Invested During Recession

A company manufacturing a product that is dedicated to a few industries has to be prepared to withstand any fluctuations in the economic climate that are particular to those industries. So when the automotive industry took it on the chin from the economy during the last recession, Air Lift Co. was prepared to handle the downturn.

“Going back to 2009 and 2010 when the world economy was falling apart, we invested into the recession,” Mehigh recalls. “As our customers and competitors were basically pulling back and cutting expenses and people, we did just the opposite – we hired people, we hired a director of sales and marketing and we invested in the company and the building.”

Mehigh confesses to being an admirer of business author Jim Collins. “We’ve had to make sure we have the right people on the bus in the right seats,” Mehigh says. “Those two things are probably the majority of what allowed us to grow as we have. We keep our foot on the gas and continue to invest in the organization. When you get the right people in the bus and in the right seat, it’s a lot easier to go where you want to go.”

Air Lift Co. built a better sales and marketing infrastructure and has doubled sales over the past five years by hiring more manufacturing representatives, among other marketing methods. “We went to installers to make them aware of who we were,” Mehigh remembers. “We invested in point-of-purchase displays that were in the installers’ stores. Then we also did a lot of work on our own website and the customer website. From a social media standpoint, we were doing the things we needed to do.”

These included participating in online forums for truck, RV, boat and snowmobile drivers and owners who are candidates for use of Air Lift’s products. “We spend a lot of time and energy in those forums,” Mehigh asserts. “We may be a sponsor or answer questions. We seek out where our customers spend their time and energy on the Internet, and then we measure our results all the time.”

Lean Cells

To streamline its production, Air Lift Co. began transitioning approximately 10 years ago to a lean cell manufacturing approach at its single, 90,000-square-foot manufacturing plant at its headquarters in Lansing, Mich. “So when building kits, if everything is right at your fingertips, you can produce a lot more kits on an hourly basis than you could before,” Mehigh points out.

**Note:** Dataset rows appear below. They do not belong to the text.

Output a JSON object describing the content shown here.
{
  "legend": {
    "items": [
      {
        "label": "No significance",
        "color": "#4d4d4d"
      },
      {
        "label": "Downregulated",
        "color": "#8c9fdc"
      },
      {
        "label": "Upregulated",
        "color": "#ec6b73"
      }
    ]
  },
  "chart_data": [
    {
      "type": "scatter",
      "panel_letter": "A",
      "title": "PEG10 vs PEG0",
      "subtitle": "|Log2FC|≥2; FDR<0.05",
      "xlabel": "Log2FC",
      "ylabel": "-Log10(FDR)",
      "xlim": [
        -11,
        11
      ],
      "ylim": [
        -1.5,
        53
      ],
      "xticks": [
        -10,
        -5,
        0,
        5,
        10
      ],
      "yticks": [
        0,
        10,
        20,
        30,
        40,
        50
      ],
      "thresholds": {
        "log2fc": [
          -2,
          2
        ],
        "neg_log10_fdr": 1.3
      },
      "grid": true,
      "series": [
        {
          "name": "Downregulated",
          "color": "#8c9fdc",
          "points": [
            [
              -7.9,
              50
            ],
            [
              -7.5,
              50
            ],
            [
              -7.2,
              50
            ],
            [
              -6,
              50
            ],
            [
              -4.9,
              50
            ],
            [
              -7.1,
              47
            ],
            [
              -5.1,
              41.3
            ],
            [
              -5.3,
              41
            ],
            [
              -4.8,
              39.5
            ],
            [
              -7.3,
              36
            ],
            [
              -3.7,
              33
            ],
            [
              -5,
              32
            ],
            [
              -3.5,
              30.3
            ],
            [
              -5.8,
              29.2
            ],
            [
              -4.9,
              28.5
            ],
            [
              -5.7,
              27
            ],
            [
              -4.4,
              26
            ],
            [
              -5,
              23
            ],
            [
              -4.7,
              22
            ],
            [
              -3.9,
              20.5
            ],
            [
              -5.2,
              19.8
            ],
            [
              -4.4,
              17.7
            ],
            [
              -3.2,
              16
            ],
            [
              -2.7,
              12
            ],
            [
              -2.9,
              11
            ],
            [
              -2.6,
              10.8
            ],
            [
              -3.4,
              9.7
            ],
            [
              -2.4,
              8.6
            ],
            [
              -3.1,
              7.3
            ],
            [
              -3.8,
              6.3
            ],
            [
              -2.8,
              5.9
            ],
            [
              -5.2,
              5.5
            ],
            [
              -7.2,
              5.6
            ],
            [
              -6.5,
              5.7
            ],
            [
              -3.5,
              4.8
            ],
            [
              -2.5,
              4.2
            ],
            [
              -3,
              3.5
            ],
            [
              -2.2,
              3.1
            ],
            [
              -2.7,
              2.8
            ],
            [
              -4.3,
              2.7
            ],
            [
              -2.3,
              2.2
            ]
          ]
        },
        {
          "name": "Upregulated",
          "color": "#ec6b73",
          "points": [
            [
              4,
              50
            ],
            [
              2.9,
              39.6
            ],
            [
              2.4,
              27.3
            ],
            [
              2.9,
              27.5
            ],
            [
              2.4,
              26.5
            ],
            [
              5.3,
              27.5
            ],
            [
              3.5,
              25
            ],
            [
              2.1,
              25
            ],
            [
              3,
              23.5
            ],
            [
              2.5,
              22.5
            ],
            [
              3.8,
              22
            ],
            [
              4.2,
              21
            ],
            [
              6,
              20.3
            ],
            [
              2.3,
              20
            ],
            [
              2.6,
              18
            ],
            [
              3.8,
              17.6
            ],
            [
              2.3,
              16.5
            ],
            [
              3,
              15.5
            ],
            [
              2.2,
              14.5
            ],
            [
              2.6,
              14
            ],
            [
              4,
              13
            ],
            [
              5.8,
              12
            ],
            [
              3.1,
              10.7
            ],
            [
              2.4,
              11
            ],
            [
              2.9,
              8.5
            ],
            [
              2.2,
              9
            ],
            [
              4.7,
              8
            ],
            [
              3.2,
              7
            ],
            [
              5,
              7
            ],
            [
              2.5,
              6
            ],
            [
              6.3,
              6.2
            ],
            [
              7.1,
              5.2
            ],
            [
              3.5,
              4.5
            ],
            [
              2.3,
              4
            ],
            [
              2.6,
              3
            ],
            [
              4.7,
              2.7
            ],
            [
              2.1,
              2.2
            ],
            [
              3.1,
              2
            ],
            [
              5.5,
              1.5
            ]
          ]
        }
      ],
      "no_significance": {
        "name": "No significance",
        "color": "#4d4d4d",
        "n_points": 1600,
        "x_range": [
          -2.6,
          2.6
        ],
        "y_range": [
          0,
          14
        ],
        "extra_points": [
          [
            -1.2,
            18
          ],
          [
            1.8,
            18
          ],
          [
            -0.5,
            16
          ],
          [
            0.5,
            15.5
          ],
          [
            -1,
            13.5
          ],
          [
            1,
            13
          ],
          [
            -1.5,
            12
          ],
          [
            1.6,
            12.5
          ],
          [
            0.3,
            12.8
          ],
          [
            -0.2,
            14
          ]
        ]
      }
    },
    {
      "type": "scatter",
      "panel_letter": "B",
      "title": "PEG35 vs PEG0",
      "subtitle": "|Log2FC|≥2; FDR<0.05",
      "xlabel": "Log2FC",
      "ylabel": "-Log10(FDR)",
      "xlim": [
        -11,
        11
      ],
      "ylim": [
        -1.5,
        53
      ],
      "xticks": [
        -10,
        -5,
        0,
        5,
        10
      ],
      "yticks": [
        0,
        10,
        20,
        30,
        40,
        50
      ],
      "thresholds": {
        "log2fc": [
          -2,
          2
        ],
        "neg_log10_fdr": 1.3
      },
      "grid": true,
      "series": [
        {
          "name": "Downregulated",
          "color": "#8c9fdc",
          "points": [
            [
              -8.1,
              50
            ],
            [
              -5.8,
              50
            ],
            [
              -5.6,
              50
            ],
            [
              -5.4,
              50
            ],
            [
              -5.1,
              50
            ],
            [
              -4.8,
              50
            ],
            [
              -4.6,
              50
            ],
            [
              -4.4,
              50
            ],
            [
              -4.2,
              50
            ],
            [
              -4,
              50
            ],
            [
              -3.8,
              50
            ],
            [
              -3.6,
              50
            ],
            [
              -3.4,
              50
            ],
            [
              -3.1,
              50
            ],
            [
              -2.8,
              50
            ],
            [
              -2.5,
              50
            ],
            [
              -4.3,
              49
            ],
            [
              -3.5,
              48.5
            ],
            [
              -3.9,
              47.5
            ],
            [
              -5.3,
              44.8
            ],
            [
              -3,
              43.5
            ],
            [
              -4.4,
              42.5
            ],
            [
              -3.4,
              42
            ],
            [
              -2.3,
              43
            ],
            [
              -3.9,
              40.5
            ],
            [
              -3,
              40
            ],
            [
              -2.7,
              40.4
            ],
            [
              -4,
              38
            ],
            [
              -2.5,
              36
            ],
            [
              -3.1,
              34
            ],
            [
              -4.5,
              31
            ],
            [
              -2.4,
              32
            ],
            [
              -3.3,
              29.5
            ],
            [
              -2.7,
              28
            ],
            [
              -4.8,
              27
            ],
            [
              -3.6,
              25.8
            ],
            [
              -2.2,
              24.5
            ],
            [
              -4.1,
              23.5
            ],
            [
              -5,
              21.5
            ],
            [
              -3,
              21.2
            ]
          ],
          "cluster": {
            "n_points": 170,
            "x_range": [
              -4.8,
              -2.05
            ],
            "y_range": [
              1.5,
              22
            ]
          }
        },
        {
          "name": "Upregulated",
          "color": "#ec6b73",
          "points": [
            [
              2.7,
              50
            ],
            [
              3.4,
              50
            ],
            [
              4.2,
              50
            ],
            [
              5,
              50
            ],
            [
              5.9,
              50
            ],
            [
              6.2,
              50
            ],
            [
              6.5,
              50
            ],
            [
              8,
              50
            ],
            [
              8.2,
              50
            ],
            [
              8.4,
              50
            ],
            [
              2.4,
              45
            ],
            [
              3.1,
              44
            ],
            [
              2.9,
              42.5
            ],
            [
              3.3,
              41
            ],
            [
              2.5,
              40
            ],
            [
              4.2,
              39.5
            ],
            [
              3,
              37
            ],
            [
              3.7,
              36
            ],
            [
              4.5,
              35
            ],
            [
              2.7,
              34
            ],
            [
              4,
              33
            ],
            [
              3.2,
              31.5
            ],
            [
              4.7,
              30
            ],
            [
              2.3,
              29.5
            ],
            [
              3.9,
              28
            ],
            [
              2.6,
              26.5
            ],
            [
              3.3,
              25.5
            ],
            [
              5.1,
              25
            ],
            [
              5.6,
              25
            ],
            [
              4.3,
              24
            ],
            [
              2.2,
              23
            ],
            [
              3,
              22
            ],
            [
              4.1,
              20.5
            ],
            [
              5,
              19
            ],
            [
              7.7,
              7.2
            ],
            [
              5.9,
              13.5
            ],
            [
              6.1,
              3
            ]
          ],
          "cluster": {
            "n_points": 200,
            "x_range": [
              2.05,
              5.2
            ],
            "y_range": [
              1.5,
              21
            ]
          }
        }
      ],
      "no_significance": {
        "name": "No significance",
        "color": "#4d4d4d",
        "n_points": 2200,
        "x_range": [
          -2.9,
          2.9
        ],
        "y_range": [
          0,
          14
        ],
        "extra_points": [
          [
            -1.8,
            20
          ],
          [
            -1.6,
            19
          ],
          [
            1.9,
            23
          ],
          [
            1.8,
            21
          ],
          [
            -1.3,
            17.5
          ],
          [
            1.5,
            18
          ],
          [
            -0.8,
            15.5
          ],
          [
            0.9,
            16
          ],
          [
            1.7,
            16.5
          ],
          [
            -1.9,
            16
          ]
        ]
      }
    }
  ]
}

Air Lift Co. has doubled the size of its manufacturing plant during the last six years. The company does its own plastics injection molding, metal machining, assembly and kitting. The company has invested in four computer numerically controlled machining centers and high-end inline testing units for manufacture of the products’ control systems. It also has increased its inventory of finished products.

“Amazon set the bar on getting products in a day or two, so we had to get really good at drop-shipping,” Mehigh says. “We invested a lot of time, money and energy in those areas. If somebody calls us up until 3 p.m., the product ships the same day, depending on the size of the order. People don’t want to wait, so we have a very large warehouse of finished goods and pride ourselves on having very high order fulfillment.” Air Lift Co. uses bar coding to keep track of its inventory.

To encourage its employees to think like business owners, Air Lift Co. operates what author and CEO of SRC Holdings Corp. Jack Stack calls “the Great Game of Business.” “We have certain metrics as a company that we have every year,” Mehigh explains. “We have certain budgets. If we achieve those and go above them – and based on the results of the employees in organizing their ideas, efforts and initiatives – we will honor them by putting more money into the game-sharing pool. So at the end of the year, they get a larger payout.”

Air Lift Co. uses scorecards to rate its vendors and holds vision meetings with employees every other Friday to reinforce the guiding principles of the company. It evalutes employees in a 360-degree survey in which the evaluation is made by up to seven other employees instead of a single supervisor.

Mehigh has big plans for the future. “We’ve doubled our size in the last five years, and that is our plan for the next five years,” he declares. “With that being said, we also have a vision of being known as a suspension company that helped create better lives. It’s about our legacy as a company.”